The broad valley with its best-known marshland in Bhutan, is popular for its scenic splendour and cultural uniqueness. The valley is rich in faunal biodiversity and has, apart from the globally threatened black-necked cranes Grus nigricollis, 13 other globally threatened species. Within the ambit of the valley, an area of about 163 square kilometres (63 sq mi) has been declared a protected area, which is managed by the Royal Society for the Protection of Nature (RSPN), for the protection of nature, authorized to manage, on lease basis, by the Ministry of Agriculture.
Tsechu, the colourful Mask Dance Festival of Bhutan and the Crane Festival welcoming the black-neck cranes in winter months are held every year in the precincts of the Phobjikha Valley, in the Gangten Monastery courtyard. It also has a popular 3-days trek route.
- Passport (with at least 6 months’ validity from the date of your exit from Bhutan)
- Photocopy of picture page of passport showing number, etc. Keep this in a separate place in your baggage. If for any reason you lose your passport, this will expedite the process of applying for a new passport.
- Print out copy of the visa & International air tickets.

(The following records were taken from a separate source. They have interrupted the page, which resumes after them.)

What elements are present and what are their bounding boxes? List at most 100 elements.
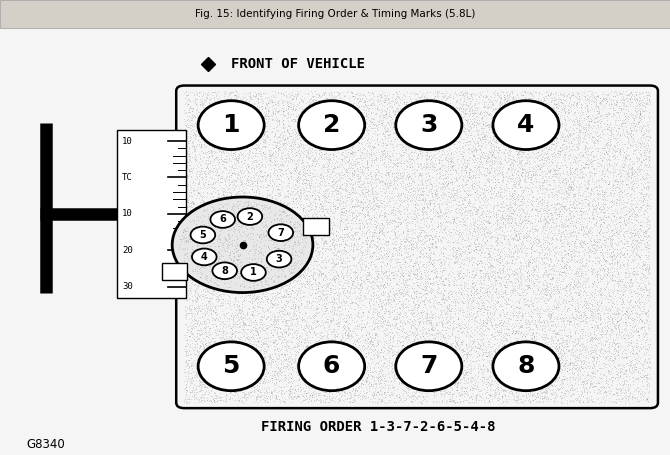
Point [190, 268, 200, 275]
Point [487, 332, 498, 339]
Point [523, 217, 534, 224]
Point [439, 257, 450, 264]
Point [632, 251, 643, 258]
Point [540, 292, 551, 299]
Point [625, 326, 636, 333]
Point [429, 364, 440, 371]
Point [425, 364, 436, 371]
Point [448, 154, 458, 161]
Point [522, 286, 533, 293]
Point [623, 362, 634, 369]
Point [243, 333, 254, 340]
Point [330, 238, 341, 245]
Point [479, 379, 490, 386]
Point [432, 244, 443, 251]
Point [633, 163, 644, 171]
Point [635, 235, 646, 242]
Point [332, 118, 342, 126]
Point [566, 321, 577, 329]
Point [470, 218, 480, 226]
Point [234, 212, 245, 219]
Point [568, 363, 579, 370]
Point [634, 385, 645, 393]
Point [429, 95, 440, 102]
Point [329, 111, 340, 119]
Point [229, 312, 240, 319]
Point [604, 232, 615, 239]
Point [361, 275, 372, 282]
Point [480, 121, 491, 128]
Point [218, 335, 229, 343]
Point [449, 279, 460, 286]
Point [232, 246, 243, 253]
Point [374, 178, 385, 185]
Point [230, 269, 241, 276]
Point [184, 238, 195, 245]
Point [305, 253, 316, 260]
Point [558, 322, 569, 329]
Point [381, 213, 391, 221]
Point [604, 169, 615, 177]
Point [378, 282, 389, 289]
Point [549, 248, 560, 255]
Point [249, 355, 259, 362]
Point [329, 187, 340, 194]
Point [439, 280, 450, 287]
Point [184, 252, 195, 259]
Point [628, 131, 639, 138]
Point [563, 226, 574, 233]
Point [264, 244, 275, 252]
Point [348, 277, 359, 284]
Point [537, 385, 547, 393]
Point [279, 398, 289, 405]
Point [428, 241, 439, 248]
Point [514, 143, 525, 150]
Point [371, 217, 381, 225]
Point [436, 138, 446, 146]
Point [302, 375, 312, 383]
Point [534, 348, 545, 355]
Point [595, 302, 606, 309]
Point [274, 230, 285, 238]
Point [467, 310, 478, 318]
Point [287, 278, 298, 285]
Point [423, 337, 433, 344]
Point [609, 323, 620, 330]
Point [351, 245, 362, 253]
Point [276, 173, 287, 180]
Point [551, 342, 561, 349]
Point [212, 273, 222, 280]
Point [392, 339, 403, 346]
Point [291, 362, 302, 369]
Point [272, 382, 283, 389]
Point [195, 102, 206, 109]
Point [369, 364, 380, 371]
Point [402, 125, 413, 132]
Point [226, 288, 237, 296]
Point [303, 194, 314, 202]
Point [180, 95, 190, 102]
Point [569, 281, 580, 288]
Point [243, 153, 253, 161]
Point [330, 119, 340, 126]
Point [551, 117, 561, 125]
Point [642, 99, 653, 106]
Point [320, 363, 331, 370]
Point [434, 219, 445, 227]
Point [338, 323, 348, 330]
Point [349, 102, 360, 109]
Point [296, 214, 307, 222]
Point [411, 387, 421, 394]
Point [566, 138, 577, 145]
Point [499, 392, 510, 399]
Point [194, 209, 204, 217]
Point [603, 222, 614, 229]
Point [412, 214, 423, 222]
Point [460, 332, 471, 339]
Point [351, 359, 362, 367]
Point [626, 172, 636, 179]
Point [251, 278, 262, 285]
Point [247, 284, 257, 291]
Point [575, 243, 586, 250]
Point [606, 242, 616, 249]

- Temperatures will fluctuate greatly depending on elevation and time of day. You should be prepared for a minimum temperature of 04 degrees and a maximum of 35 degrees. You have to plan for layered clothing to be prepared for such a wide-ranging temperature fluctuations.
- Drink only bottled water, sodas, beer, etc.

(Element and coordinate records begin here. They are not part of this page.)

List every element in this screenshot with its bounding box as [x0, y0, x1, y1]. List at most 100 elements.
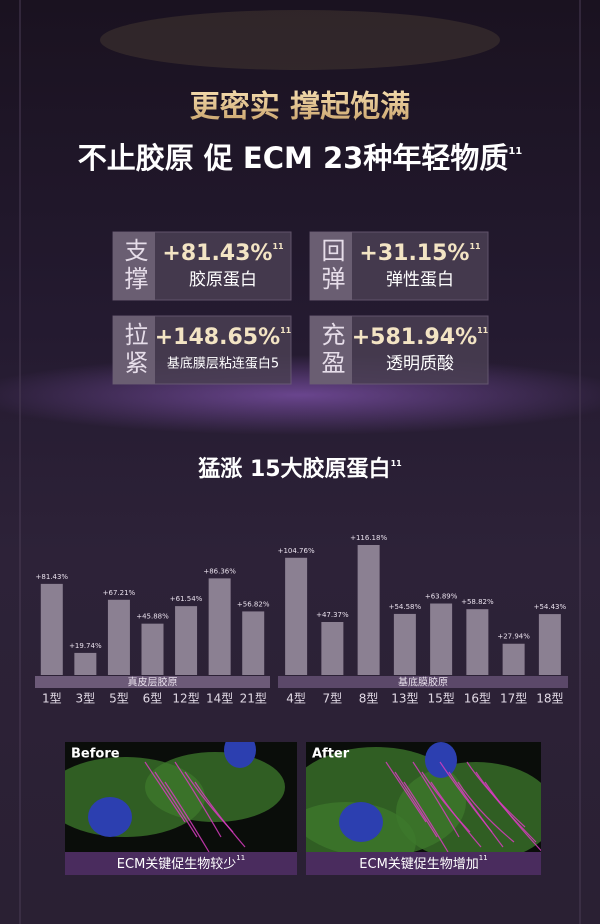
image-caption-main: ECM关键促生物增加	[359, 857, 479, 872]
value-label: +61.54%	[170, 595, 203, 603]
value-label: +27.94%	[497, 633, 530, 641]
caption-bar	[65, 852, 297, 875]
stat-tag-box	[113, 232, 155, 300]
footnote: 11	[280, 326, 292, 335]
fiber	[194, 781, 246, 848]
fiber	[457, 781, 515, 843]
x-tick-label: 3型	[76, 692, 96, 706]
bar	[40, 583, 63, 675]
value-label: +86.36%	[203, 567, 236, 575]
x-tick-label: 12型	[172, 692, 199, 706]
bar	[74, 652, 97, 675]
fiber	[403, 781, 449, 853]
bar	[285, 557, 308, 675]
bar	[502, 643, 525, 675]
bar	[538, 614, 561, 675]
stat-label: 透明质酸	[386, 354, 454, 374]
value-label: +67.21%	[103, 589, 136, 597]
stat-value-main: +81.43%	[162, 241, 272, 266]
stat-value: +148.65%11	[155, 325, 292, 350]
caption-bar	[306, 852, 541, 875]
subtitle-main: 不止胶原 促 ECM 23种年轻物质	[78, 141, 509, 175]
x-tick-label: 17型	[500, 692, 527, 706]
footnote: 11	[391, 458, 403, 467]
stat-tag-box	[310, 232, 352, 300]
x-tick-label: 14型	[206, 692, 233, 706]
value-label: +54.58%	[389, 603, 422, 611]
group-band	[278, 676, 568, 688]
stat-tag: 回弹	[317, 238, 345, 294]
value-label: +104.76%	[278, 547, 315, 555]
nucleus	[339, 802, 383, 842]
footnote: 11	[272, 242, 284, 251]
value-label: +58.82%	[461, 598, 494, 606]
stat-label: 基底膜层粘连蛋白5	[167, 356, 279, 372]
bar	[242, 611, 265, 675]
x-tick-label: 4型	[286, 692, 306, 706]
bar	[175, 606, 198, 675]
image-caption: ECM关键促生物较少11	[117, 854, 245, 872]
nucleus	[88, 797, 132, 837]
top-light	[100, 10, 500, 70]
value-label: +116.18%	[350, 534, 387, 542]
fiber	[484, 781, 541, 852]
fiber	[164, 781, 210, 853]
image-caption-main: ECM关键促生物较少	[117, 857, 237, 872]
value-label: +54.43%	[534, 603, 567, 611]
footnote: 11	[479, 854, 488, 862]
glow	[0, 355, 600, 435]
footnote: 11	[477, 326, 489, 335]
subtitle: 不止胶原 促 ECM 23种年轻物质11	[78, 141, 523, 175]
fiber	[430, 781, 482, 848]
group-band	[35, 676, 270, 688]
bar	[466, 609, 489, 675]
fiber	[394, 771, 438, 838]
fiber	[174, 761, 222, 838]
group-label: 基底膜胶原	[398, 676, 448, 689]
footnote: 11	[469, 242, 481, 251]
bar	[357, 545, 380, 675]
value-label: +19.74%	[69, 642, 102, 650]
value-label: +81.43%	[36, 573, 69, 581]
fiber	[154, 771, 198, 838]
value-label: +63.89%	[425, 593, 458, 601]
stat-value-main: +31.15%	[359, 241, 469, 266]
x-tick-label: 8型	[359, 692, 379, 706]
fiber	[412, 761, 460, 838]
stat-label: 弹性蛋白	[386, 270, 454, 290]
footnote: 11	[236, 854, 245, 862]
x-tick-label: 16型	[464, 692, 491, 706]
stat-value-main: +148.65%	[155, 325, 280, 350]
micrograph	[306, 742, 541, 875]
x-tick-label: 15型	[427, 692, 454, 706]
stat-tag-box	[310, 316, 352, 384]
footnote: 11	[508, 146, 522, 157]
stat-tag: 拉紧	[120, 322, 148, 378]
bar	[430, 603, 453, 675]
x-tick-label: 13型	[391, 692, 418, 706]
fiber	[385, 761, 427, 823]
value-label: +45.88%	[136, 613, 169, 621]
group-label: 真皮层胶原	[128, 676, 178, 689]
stat-tag-box	[113, 316, 155, 384]
value-label: +47.37%	[316, 611, 349, 619]
value-label: +56.82%	[237, 600, 270, 608]
bar	[393, 613, 416, 675]
bar	[321, 621, 344, 675]
bar	[208, 578, 231, 675]
nucleus	[425, 742, 457, 778]
x-tick-label: 5型	[109, 692, 129, 706]
nucleus	[224, 742, 256, 768]
bar	[107, 599, 130, 675]
x-tick-label: 6型	[143, 692, 163, 706]
stat-label: 胶原蛋白	[189, 270, 257, 290]
image-caption: ECM关键促生物增加11	[359, 854, 487, 872]
fiber	[144, 761, 186, 823]
x-tick-label: 21型	[240, 692, 267, 706]
section-title: 猛涨 15大胶原蛋白11	[197, 456, 402, 482]
x-tick-label: 1型	[42, 692, 62, 706]
stat-value: +581.94%11	[352, 325, 489, 350]
fiber	[448, 771, 504, 848]
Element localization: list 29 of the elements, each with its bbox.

- Stay away from any cold salad! These are normally rinsed in tap water before or after being sliced and are a major cause of traveler’s gastro-intestinal distress.

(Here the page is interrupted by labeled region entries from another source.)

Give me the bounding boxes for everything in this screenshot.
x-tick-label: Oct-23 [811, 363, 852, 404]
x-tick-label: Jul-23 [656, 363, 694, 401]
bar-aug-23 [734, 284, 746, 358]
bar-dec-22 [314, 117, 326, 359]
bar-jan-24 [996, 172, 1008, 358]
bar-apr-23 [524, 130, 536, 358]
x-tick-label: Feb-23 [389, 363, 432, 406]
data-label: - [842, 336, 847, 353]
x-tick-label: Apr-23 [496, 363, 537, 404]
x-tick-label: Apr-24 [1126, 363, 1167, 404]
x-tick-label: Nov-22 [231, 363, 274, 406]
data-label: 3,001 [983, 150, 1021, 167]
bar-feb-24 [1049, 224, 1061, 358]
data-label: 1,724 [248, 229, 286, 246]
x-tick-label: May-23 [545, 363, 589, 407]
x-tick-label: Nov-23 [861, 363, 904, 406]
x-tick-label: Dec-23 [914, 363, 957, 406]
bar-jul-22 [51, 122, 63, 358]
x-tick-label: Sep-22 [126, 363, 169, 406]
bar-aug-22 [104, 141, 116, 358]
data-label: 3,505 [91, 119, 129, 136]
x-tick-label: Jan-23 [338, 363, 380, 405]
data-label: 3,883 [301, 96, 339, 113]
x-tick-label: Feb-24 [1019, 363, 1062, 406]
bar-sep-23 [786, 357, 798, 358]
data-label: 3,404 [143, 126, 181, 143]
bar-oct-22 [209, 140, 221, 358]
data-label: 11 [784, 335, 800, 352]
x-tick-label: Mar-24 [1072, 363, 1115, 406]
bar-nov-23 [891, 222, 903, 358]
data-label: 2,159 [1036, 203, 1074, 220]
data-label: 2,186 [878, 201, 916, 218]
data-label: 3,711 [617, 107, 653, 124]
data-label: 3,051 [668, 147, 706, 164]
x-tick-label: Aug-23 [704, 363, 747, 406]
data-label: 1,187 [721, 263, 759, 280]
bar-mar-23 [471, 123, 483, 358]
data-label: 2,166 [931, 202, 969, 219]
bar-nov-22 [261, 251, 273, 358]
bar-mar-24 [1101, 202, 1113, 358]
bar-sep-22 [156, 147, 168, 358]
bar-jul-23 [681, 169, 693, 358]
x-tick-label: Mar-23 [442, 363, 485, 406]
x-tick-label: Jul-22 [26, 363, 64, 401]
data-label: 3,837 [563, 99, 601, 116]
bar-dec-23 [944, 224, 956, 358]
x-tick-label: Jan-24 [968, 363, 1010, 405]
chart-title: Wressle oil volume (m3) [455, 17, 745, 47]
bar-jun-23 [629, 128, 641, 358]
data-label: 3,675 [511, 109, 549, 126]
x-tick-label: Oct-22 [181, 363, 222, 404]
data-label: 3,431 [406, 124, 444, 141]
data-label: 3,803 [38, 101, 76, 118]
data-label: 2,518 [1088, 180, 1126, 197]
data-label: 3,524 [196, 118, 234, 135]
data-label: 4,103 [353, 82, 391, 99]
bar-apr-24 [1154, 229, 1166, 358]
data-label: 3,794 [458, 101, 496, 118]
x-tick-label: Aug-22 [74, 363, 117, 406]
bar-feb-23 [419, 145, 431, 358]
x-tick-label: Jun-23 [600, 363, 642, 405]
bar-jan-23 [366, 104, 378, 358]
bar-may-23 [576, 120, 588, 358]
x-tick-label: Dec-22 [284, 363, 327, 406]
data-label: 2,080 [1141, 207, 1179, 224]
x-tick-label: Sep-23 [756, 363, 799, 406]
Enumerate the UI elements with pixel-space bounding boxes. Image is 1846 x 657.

- All tipping is optional and by no means mandatory, however if you feel that your staff and drivers have performed at a good or excellent level, it is a great way to let them know you appreciate their efforts.
A few items to keep in mind:
- Accept or offer items with the right hand or, more politely, with both hands. Using both hands to give or receive signifies that you honor the offering and the recipient or giver.
- When you visit Buddhist shrines or temples, it is appropriate and a sign of respect to walk around the building in a clockwise direction (so that the structure is to your right side). This is also true for mani walls (walls built of stone tablets with Buddhist mantras carved on them) and Chorten (small Buddhist shrines.)
- Your guide will give you additional tips along the way, when in doubt, check in with them. You will be travelling into areas that have had relatively few foreign visitors. Your positive attitude and interaction is needed and welcomed to maximize this adventure.
What should I bring with me for the trip?
- Good walking shoes
- Sunscreen (highest possible)
- Headgear for sunny days
- Bug/Insect repellent
- Cotton clothing for summer days, light woolen clothes for evenings. Heavy woolens for winter.
- Shorts for hiking and walking around town are fine. Out of respect, please don't wear shorts in public buildings or monasteries. Have a pair of long pants or longer skirt for these locations.